The date of acquisition for Herman Melville’s copy of The Complete Poetical Works of William Wordsworth is not known. Melville's pencil notation on the bottom half of the printer’s imprint shows that he included this volume among the books he carried with him in 1860, during his voyage aboard the Meteor that year. But lines from Wordsworth's "Resolution and Independence" parodied by Melville in "Cock-A-Doodle-Doo" (Harper’s Monthly, December, 1853) are marked in this copy, and Heffernan and Parker make arguments for still earlier years of possession based on parallel passages in Pierre (1852) and The Excursion. The remnants of a date range in an annotation of a passage in The Excursion (421) indicate that Melville continued to read Wordsworth in the decades after the American Civil War. Presumably the book remained in his possession until his death in 1891. The volume was identified as Melville’s in 1976 by Rev. Henry Bertels, S.J., within the library of the Woodstock Theological Center, now housed at Georgetown University, in Washington D.C. Tipped in to the volume before the title-page is a clipped advertisement for Melville’s White-Jacket with the inscription "This copy of Wordsworth, belonged to Herman Melville, the author." Along with the notation "(Autograph!)" at the top of the page, the inscription likely dates to the book's period among private owners and sellers before it entered the collection of Woodstock Theological Center.

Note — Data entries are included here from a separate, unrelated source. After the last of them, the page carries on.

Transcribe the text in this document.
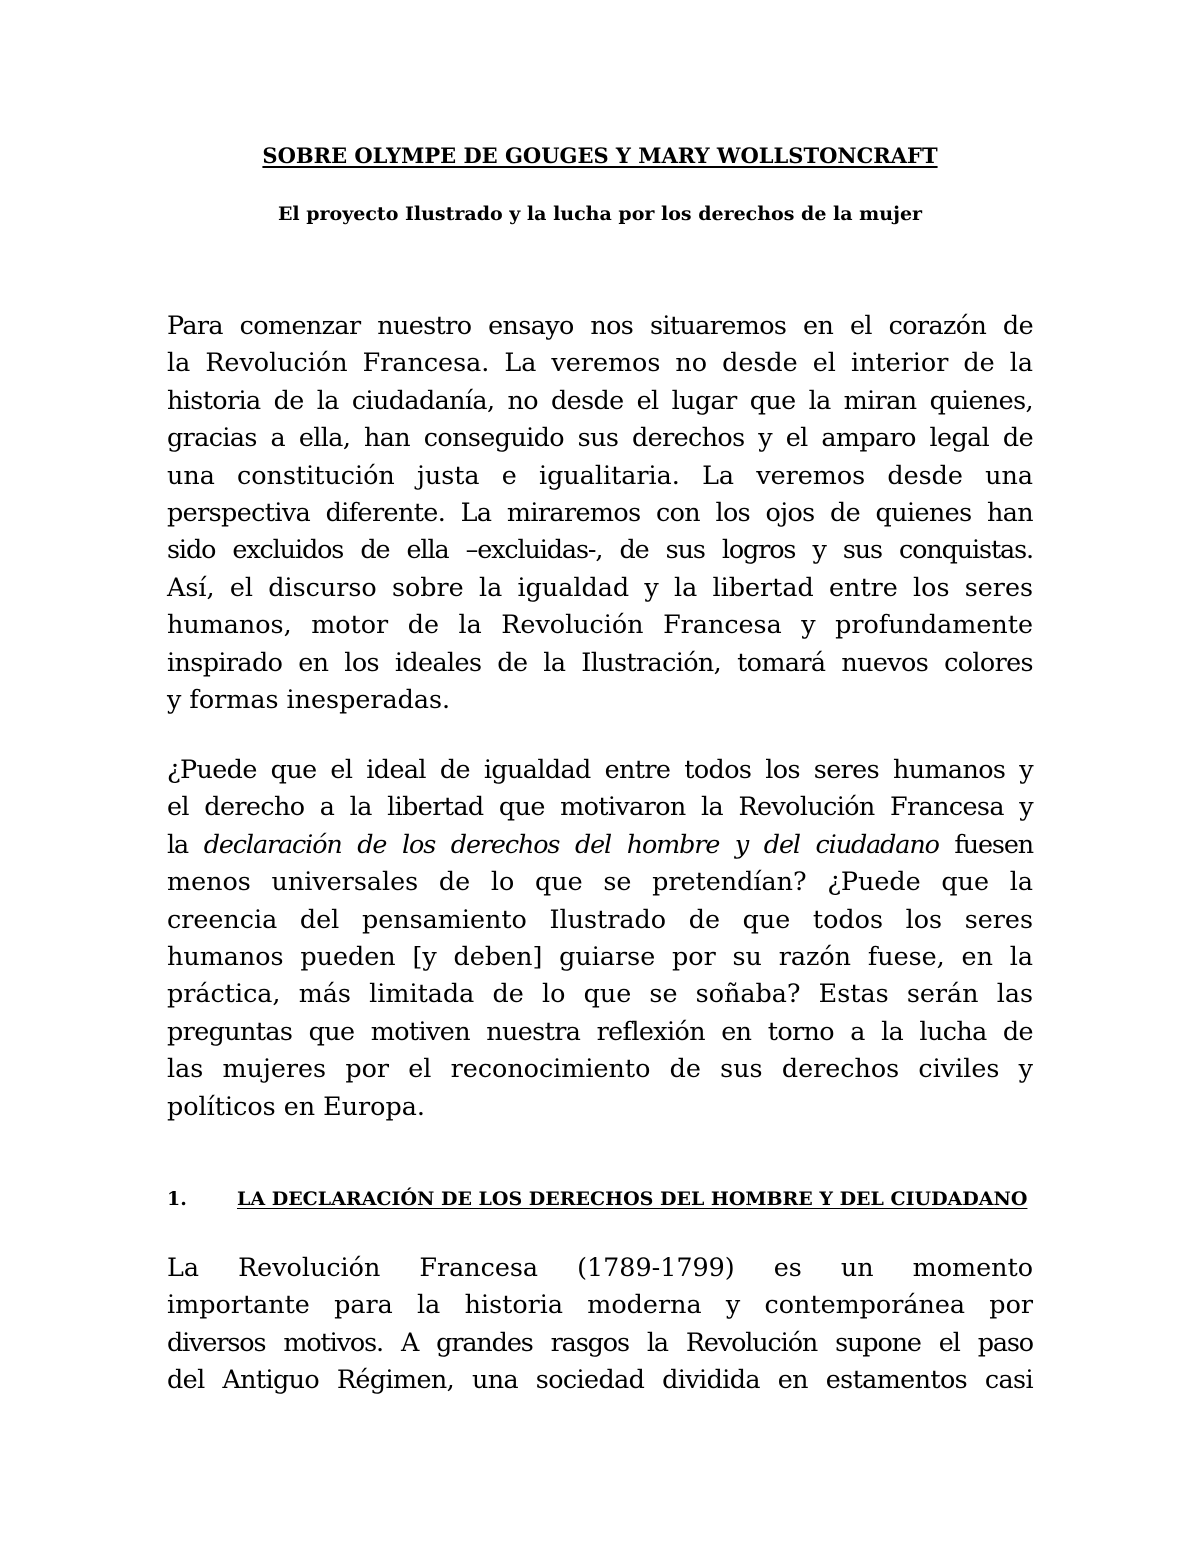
SOBRE OLYMPE DE GOUGES Y MARY WOLLSTONCRAFT
El proyecto Ilustrado y la lucha por los derechos de la mujer
Para comenzar nuestro ensayo nos situaremos en el corazón de
la Revolución Francesa. La veremos no desde el interior de la
historia de la ciudadanía, no desde el lugar que la miran quienes,
gracias a ella, han conseguido sus derechos y el amparo legal de
una constitución justa e igualitaria. La veremos desde una
perspectiva diferente. La miraremos con los ojos de quienes han
sido excluidos de ella –excluidas-, de sus logros y sus conquistas.
Así, el discurso sobre la igualdad y la libertad entre los seres
humanos, motor de la Revolución Francesa y profundamente
inspirado en los ideales de la Ilustración, tomará nuevos colores
y formas inesperadas.
¿Puede que el ideal de igualdad entre todos los seres humanos y
el derecho a la libertad que motivaron la Revolución Francesa y
la declaración de los derechos del hombre y del ciudadano fuesen
menos universales de lo que se pretendían? ¿Puede que la
creencia del pensamiento Ilustrado de que todos los seres
humanos pueden [y deben] guiarse por su razón fuese, en la
práctica, más limitada de lo que se soñaba? Estas serán las
preguntas que motiven nuestra reflexión en torno a la lucha de
las mujeres por el reconocimiento de sus derechos civiles y
políticos en Europa.
1.	LA DECLARACIÓN DE LOS DERECHOS DEL HOMBRE Y DEL CIUDADANO
La Revolución Francesa (1789-1799) es un momento
importante para la historia moderna y contemporánea por
diversos motivos. A grandes rasgos la Revolución supone el paso
del Antiguo Régimen, una sociedad dividida en estamentos casi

At some point prior to its identification as Melville’s personal copy, the volume was rebound in the burgundy library standard buckram binding displayed in the present digital edition. In this process the pages were trimmed, removing some annotations in their entirety and substantial portions of others, including Melville’s signature at the top margin of the title page. The volume is also missing a single leaf, containing a portion of section 8 and the entirety of sections 9 through 11 of Wordsworth's "Ode. Intimations of Immortality" (page 389, displayed here from a different copy of the Poetical Works housed at the Rare Book & Manuscript Library, University of Pennsylvania). Damage to the hinges at this point of the volume indicates the page and its unprinted verso were lost or removed rather than omitted in production. (Melville comments on Wordsworth's controversial lines in section 10 of the lost content on p. 199 in his copy of William Hazlitt's Lectures on the English Poets [Sealts No. 263b]). The volume was rebound again in 2011 during preservation, with a new spine and boards displayed here in an image supplied by Woodstock Theological Center.

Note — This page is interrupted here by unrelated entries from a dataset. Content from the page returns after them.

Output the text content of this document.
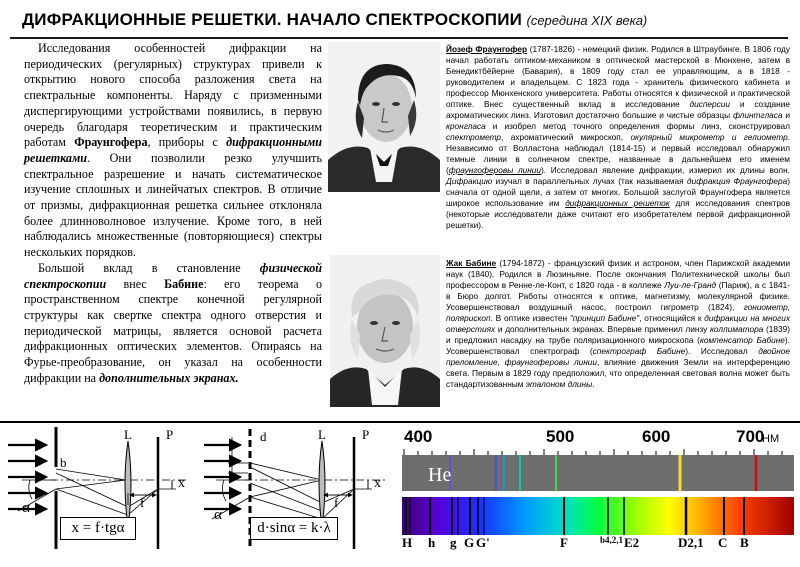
ДИФРАКЦИОННЫЕ РЕШЕТКИ. НАЧАЛО СПЕКТРОСКОПИИ (середина XIX века)

Исследования особенностей дифракции на периодических (регулярных) структурах привели к открытию нового способа разложения света на спектральные компоненты. Наряду с призменными диспергирующими устройствами появились, в первую очередь благодаря теоретическим и практическим работам Фраунгофера, приборы с дифракционными решетками. Они позволили резко улучшить спектральное разрешение и начать систематическое изучение сплошных и линейчатых спектров. В отличие от призмы, дифракционная решетка сильнее отклоняла более длинноволновое излучение. Кроме того, в ней наблюдались множественные (повторяющиеся) спектры нескольких порядков.

Большой вклад в становление физической спектроскопии внес Бабине: его теорема о пространственном спектре конечной регулярной структуры как свертке спектра одного отверстия и периодической матрицы, является основой расчета дифракционных оптических элементов. Опираясь на Фурье-преобразование, он указал на особенности дифракции на дополнительных экранах.

Йозеф Фраунгофер (1787-1826) - немецкий физик. Родился в Штраубинге. В 1806 году начал работать оптиком-механиком в оптической мастерской в Мюнхене, затем в Бенедиктбёйерне (Бавария), в 1809 году стал ее управляющим, а в 1818 - руководителем и владельцем. С 1823 года - хранитель физического кабинета и профессор Мюнхенского университета. Работы относятся к физической и практической оптике. Внес существенный вклад в исследование дисперсии и создание ахроматических линз. Изготовил достаточно большие и чистые образцы флинтгласа и кронгласа и изобрел метод точного определения формы линз, сконструировал спектрометр, ахроматический микроскоп, окулярный микрометр и гелиометр. Независимо от Волластона наблюдал (1814-15) и первый исследовал обнаружил темные линии в солнечном спектре, названные в дальнейшем его именем (фраунгоферовы линии). Исследовал явление дифракции, измерил их длины волн. Дифракцию изучал в параллельных лучах (так называемая дифракция Фраунгофера) сначала от одной щели, а затем от многих. Большой заслугой Фраунгофера является широкое использование им дифракционных решеток для исследования спектров (некоторые исследователи даже считают его изобретателем первой дифракционной решетки).
Жак Бабине (1794-1872) - французский физик и астроном, член Парижской академии наук (1840). Родился в Люзиньяне. После окончания Политехнической школы был профессором в Ренне-ле-Конт, с 1820 года - в коллеже Луи-ле-Гранд (Париж), а с 1841- в Бюро долгот. Работы относятся к оптике, магнетизму, молекулярной физике. Усовершенствовал воздушный насос, построил гигрометр (1824), гониометр, полярископ. В оптике известен "принцип Бабине", относящийся к дифракции на многих отверстиях и дополнительных экранах. Впервые применил линзу коллиматора (1839) и предложил насадку на трубе поляризационного микроскопа (компенсатор Бабине). Усовершенствовал спектрограф (спектрограф Бабине). Исследовал двойное преломление, фраунгоферовы линии, влияние движения Земли на интерференцию света. Первым в 1829 году предположил, что определенная световая волна может быть стандартизованным эталоном длины.
L	P
b
x
f
α
x = f·tgα
d	L	P
x
f
α
d·sinα = k·λ
400	500	600	700
НМ
He
H h g G G'	F	b4,2,1 E2	D2,1 C B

All of the annotations are demonstrably in Melville’s hand and the marginalia conform to his characteristic style of marking and appear to be uniform throughout, with the exception of the pencil lines in the table of contents. The unique appearance of these lines, alongside queries and checkmarks that conform more closely with Melville's hand, raises the possibility that they were inscribed by a different reader. Yet the identical positioning of all three types of marks on pages xvii (outside the printed page border) and xxiii (within the border), suggests all were inscribed by the same hand. Since several of the lines also mark individual poems that Melville annotated in the body of the text (see his marking of "Michael" at [xvii] and 87), the lines are attributed to Melville in this digital edition.

Publication: 2010, Melville's Marginalia Online.

Selected studies that cite this copy: Thomas F. Heffernan, “Melville and Wordsworth,” American Literature, 49.3 (Nov., 1977): 338-351. Hershel Parker, “Melville and the Berkshires: Emotion-Laden Terrain, ‘Reckless Sky-Assaulting Mood,’ and Encroaching Wordsworthianism,” in American Literature: The New England Heritage, ed. James Nagel and Richard Astro (New York: Garland Publishing, 1981), 65-80.